Of more immediate interest is the distribution of temperatures in the tropical and subtropical waters of the northern hemisphere as tropical cyclone season approaches its peak. The Atlantic Ocean is warmer than normal all the way from Africa to the Caribbean, and sure enough an unusual early season disturbance came off Africa and held together to become minimal Tropical Storm Bret, which is currently scraping the coast of South America.

The western Pacific, which often spawns monster typhoons, is also above average, but there has been no activity lately. And in the eastern Pacific, the water southeast of Hawaii, so warm last year that it allowed several storms to threaten the islands, is cooler this season.

Finally, both lobes of the North Indian Ocean, particularly the Arabian Sea, are warm. Last year the water was also warmer than normal, and two record-breaking storms impacted the Arabian Peninsula.

Greenhouse Effect

Greenhouse gases absorb and trap the earth’s radiation. Graphic courtesy of NOAA.

There is still some residual resistance to the idea that human activities are causing the world to warm. Perhaps the technical explanation about the properties of carbon dioxide and methane are too complicated, so let’s try a simpler explanation.

There’s a reason for calling the effect of certain gases the Greenhouse Effect. What is a Greenhouse? It’s simply a structure made of glass. Why glass? Because sunlight passes through, is converted to heat, and is trapped. The trapping is accomplished because the glass does not conduct heat well. So the warm air inside the greenhouse cannot get out through the glass.

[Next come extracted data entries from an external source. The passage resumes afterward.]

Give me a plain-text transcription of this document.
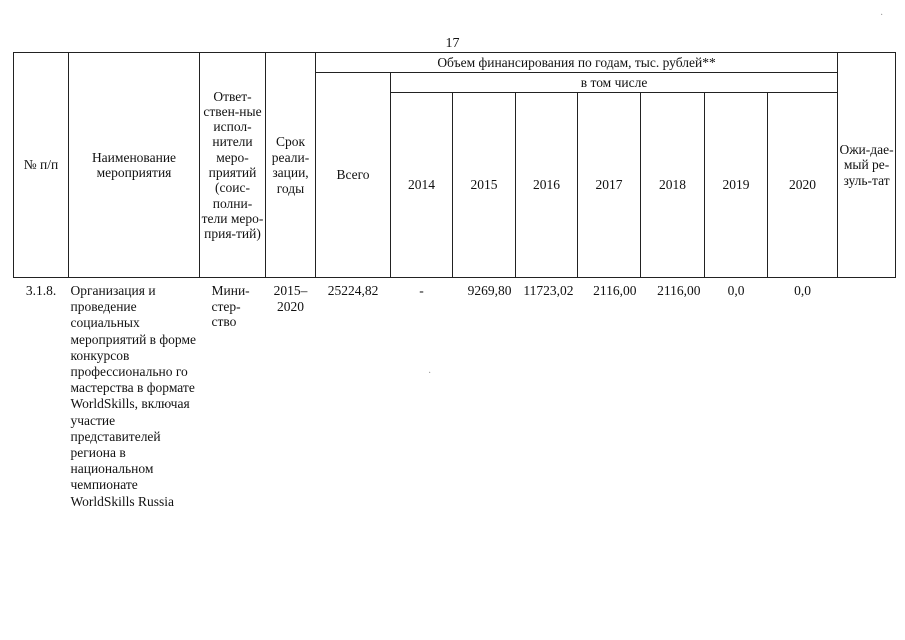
17
№ п/п	Наименование мероприятия	Ответ-ствен-ные испол-нители меро-приятий (соис-полни-тели меро-прия-тий)	Срок реали-зации, годы	Объем финансирования по годам, тыс. рублей**								Ожи-дае-мый ре-зуль-тат
				Всего	в том числе							
					2014	2015	2016	2017	2018	2019	2020	
3.1.8.	Организация и проведение социальных мероприятий в форме конкурсов профессионально го мастерства в формате WorldSkills, включая участие представителей региона в национальном чемпионате WorldSkills Russia	Мини-стер-ство	2015–2020	25224,82	-	9269,80	11723,02	2116,00	2116,00	0,0	0,0	
·
·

Now consider the atmosphere. Greenhouse gases have very little effect on sunlight, which passes through and heats the ground. The ground also emits radiation, but it is in a wavelength (microwave) which cannot pass though carbon dioxide and methane. The greenhouse gases act, in the case of the atmosphere, like the glass in a greenhouse. Greenhouse glass traps warm air; greenhouse gases trap the earth’s radiation.

There is little disagreement among scientists that greenhouse gases trap heat. There is also little doubt that a major source of atmospheric greenhouse gases is the burning of fossil fuels.

The Uncertain Future

The rate of increase in global CO2 emissions has declined in recent years, and was flat in 2015. While emissions continued to increase in developing countries, particularly India, declines in the US and China offset them in 2015. Much of the decline in the US is due to the availability of cheap natural gas, which is supplanting coal. Though cleaner than coal, natural gas is simply a bridge to a renewable-energy future. In China, the growth of GDP has slowed, and this, coupled with recent government policy changes, has led to lower emissions. Nevertheless, while emissions growth has leveled off, CO2 is still being added to the atmosphere. There is a long way to go to reach the UN’s goal of zero emissions by 2100.

Though the Paris agreement laid out a general path forward in which developed countries will convert from burning fossil fuels to using renewable energy sources while developing countries will largely skip the fossil-fuel-burning stage and go straight to renewables, the details are not clear. In particular, the detail of ‘who pays what?’ is missing.

To some extent, the problem of greenhouse gas emissions may solve itself. The cost of wind and solar power is declining. But relying on market forces cannot be the complete answer. Concerted action by governments must be part of the equation. Whether the Paris agreement is sufficient to curb greenhouse emissions enough to avert catastrophic consequences of climate change is still an open question.